Class Discussion: Think-Pair-Share

How Does It Work?
1) Think. The teacher provokes students' thinking with a question or prompt or observation. The students should take a few moments (probably not minutes) just to THINK about the question.

2) Pair. Using designated partners (such as with Clock Buddies), nearby neighbors, or a deskmate, students PAIR up to talk about the answer each came up with. They compare their mental or written notes and identify the answers they think are best, most convincing, or most unique.

3) Share. After students talk in pairs for a few moments (again, usually not minutes), the teacher calls for pairs to SHARE their thinking with the rest of the class. She can do this by going around in round-robin fashion, calling on each pair; or she can take answers as they are called out (or as hands are raised). Often, the teacher or a designated helper will record these responses on the board or on the overhead

Homework, project report, and presentation grading scheme

Class Policy

  • You can use your laptops to take notes (no smart phones please).
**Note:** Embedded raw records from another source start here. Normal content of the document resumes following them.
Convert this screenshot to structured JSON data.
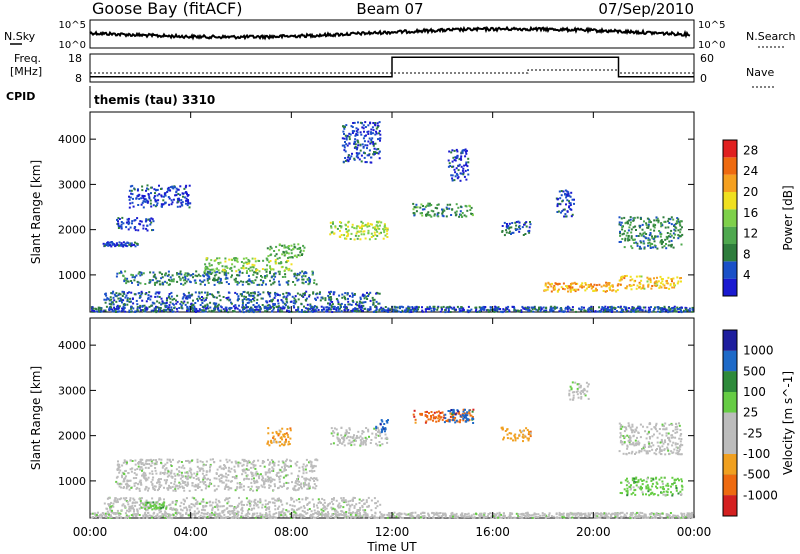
{
  "header": {
    "station": "Goose Bay (fitACF)",
    "beam": "Beam 07",
    "date": "07/Sep/2010"
  },
  "noise_panel": {
    "left_label": "N.Sky",
    "right_label": "N.Search",
    "left_ticks": [
      "10^5",
      "10^0"
    ],
    "right_ticks": [
      "10^5",
      "10^0"
    ]
  },
  "freq_panel": {
    "left_label_1": "Freq.",
    "left_label_2": "[MHz]",
    "right_label": "Nave",
    "left_ticks": [
      "18",
      "8"
    ],
    "right_ticks": [
      "60",
      "0"
    ]
  },
  "cpid": {
    "label": "CPID",
    "text": "themis (tau) 3310"
  },
  "colors": {
    "power_scale": [
      "#1a1ad0",
      "#1a50c8",
      "#2e7d3c",
      "#4ea84e",
      "#7ed04a",
      "#f0e020",
      "#f5a020",
      "#ee6a10",
      "#e02020"
    ],
    "velocity_scale": [
      "#1e1e9e",
      "#1e6ac8",
      "#2e8a3a",
      "#66cc44",
      "#bcbcbc",
      "#bcbcbc",
      "#f0a020",
      "#ee6a10",
      "#d42020"
    ]
  },
  "chart_data": [
    {
      "type": "heatmap",
      "name": "power",
      "xlabel": "Time UT",
      "ylabel": "Slant Range [km]",
      "colorbar_label": "Power [dB]",
      "x_range_hours": [
        0,
        24
      ],
      "x_ticks": [
        "00:00",
        "04:00",
        "08:00",
        "12:00",
        "16:00",
        "20:00",
        "00:00"
      ],
      "y_range_km": [
        180,
        4600
      ],
      "y_ticks": [
        1000,
        2000,
        3000,
        4000
      ],
      "colorbar_ticks": [
        4,
        8,
        12,
        16,
        20,
        24,
        28
      ],
      "colorbar_range": [
        0,
        30
      ],
      "echo_regions": [
        {
          "t0": 0.0,
          "t1": 24.0,
          "r0": 200,
          "r1": 320,
          "level": 5
        },
        {
          "t0": 0.5,
          "t1": 11.5,
          "r0": 320,
          "r1": 650,
          "level": 6
        },
        {
          "t0": 1.0,
          "t1": 9.0,
          "r0": 800,
          "r1": 1100,
          "level": 8
        },
        {
          "t0": 4.5,
          "t1": 8.0,
          "r0": 1100,
          "r1": 1400,
          "level": 14
        },
        {
          "t0": 7.0,
          "t1": 8.5,
          "r0": 1400,
          "r1": 1700,
          "level": 12
        },
        {
          "t0": 0.5,
          "t1": 2.0,
          "r0": 1650,
          "r1": 1750,
          "level": 5
        },
        {
          "t0": 1.0,
          "t1": 2.5,
          "r0": 2000,
          "r1": 2300,
          "level": 4
        },
        {
          "t0": 1.5,
          "t1": 4.0,
          "r0": 2500,
          "r1": 3000,
          "level": 4
        },
        {
          "t0": 9.5,
          "t1": 11.8,
          "r0": 1800,
          "r1": 2200,
          "level": 16
        },
        {
          "t0": 10.0,
          "t1": 11.5,
          "r0": 3500,
          "r1": 4400,
          "level": 4
        },
        {
          "t0": 12.8,
          "t1": 15.2,
          "r0": 2300,
          "r1": 2600,
          "level": 10
        },
        {
          "t0": 14.2,
          "t1": 15.0,
          "r0": 3100,
          "r1": 3800,
          "level": 4
        },
        {
          "t0": 16.3,
          "t1": 17.5,
          "r0": 1900,
          "r1": 2200,
          "level": 6
        },
        {
          "t0": 18.5,
          "t1": 19.2,
          "r0": 2300,
          "r1": 2900,
          "level": 4
        },
        {
          "t0": 18.0,
          "t1": 21.0,
          "r0": 650,
          "r1": 850,
          "level": 22
        },
        {
          "t0": 21.0,
          "t1": 23.5,
          "r0": 700,
          "r1": 1000,
          "level": 20
        },
        {
          "t0": 21.0,
          "t1": 23.5,
          "r0": 1600,
          "r1": 2300,
          "level": 9
        }
      ]
    },
    {
      "type": "heatmap",
      "name": "velocity",
      "xlabel": "Time UT",
      "ylabel": "Slant Range [km]",
      "colorbar_label": "Velocity [m s^-1]",
      "x_range_hours": [
        0,
        24
      ],
      "x_ticks": [
        "00:00",
        "04:00",
        "08:00",
        "12:00",
        "16:00",
        "20:00",
        "00:00"
      ],
      "y_range_km": [
        180,
        4600
      ],
      "y_ticks": [
        1000,
        2000,
        3000,
        4000
      ],
      "colorbar_ticks": [
        "1000",
        "500",
        "100",
        "25",
        "-25",
        "-100",
        "-500",
        "-1000"
      ],
      "echo_regions": [
        {
          "t0": 0.0,
          "t1": 24.0,
          "r0": 200,
          "r1": 320,
          "vclass": 4
        },
        {
          "t0": 0.5,
          "t1": 11.5,
          "r0": 320,
          "r1": 650,
          "vclass": 4
        },
        {
          "t0": 2.0,
          "t1": 3.0,
          "r0": 400,
          "r1": 550,
          "vclass": 3
        },
        {
          "t0": 1.0,
          "t1": 9.0,
          "r0": 800,
          "r1": 1500,
          "vclass": 4
        },
        {
          "t0": 7.0,
          "t1": 8.0,
          "r0": 1800,
          "r1": 2200,
          "vclass": 6
        },
        {
          "t0": 9.5,
          "t1": 11.8,
          "r0": 1800,
          "r1": 2200,
          "vclass": 4
        },
        {
          "t0": 11.3,
          "t1": 11.8,
          "r0": 2100,
          "r1": 2400,
          "vclass": 1
        },
        {
          "t0": 12.8,
          "t1": 15.2,
          "r0": 2300,
          "r1": 2600,
          "vclass": 7
        },
        {
          "t0": 14.0,
          "t1": 15.2,
          "r0": 2300,
          "r1": 2600,
          "vclass": 1
        },
        {
          "t0": 16.3,
          "t1": 17.5,
          "r0": 1900,
          "r1": 2200,
          "vclass": 6
        },
        {
          "t0": 19.0,
          "t1": 19.8,
          "r0": 2800,
          "r1": 3200,
          "vclass": 4
        },
        {
          "t0": 21.0,
          "t1": 23.5,
          "r0": 700,
          "r1": 1100,
          "vclass": 3
        },
        {
          "t0": 21.0,
          "t1": 23.5,
          "r0": 1600,
          "r1": 2300,
          "vclass": 4
        }
      ]
    }
  ]
}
If you plan to use your laptop during the lectures, please send me an email in the beginning of the quarter.
  • I promise to return graded assignments within two weeks to provide timely feedback to you.
  • Class announcements will be made through Piazza. Not every class announcement will be made available via electronic means. 
  • Review questions are to help you review concepts and to prepare for quizzes. If you do not know answers to the questions, I'd be happy to go through them with you during my office hours.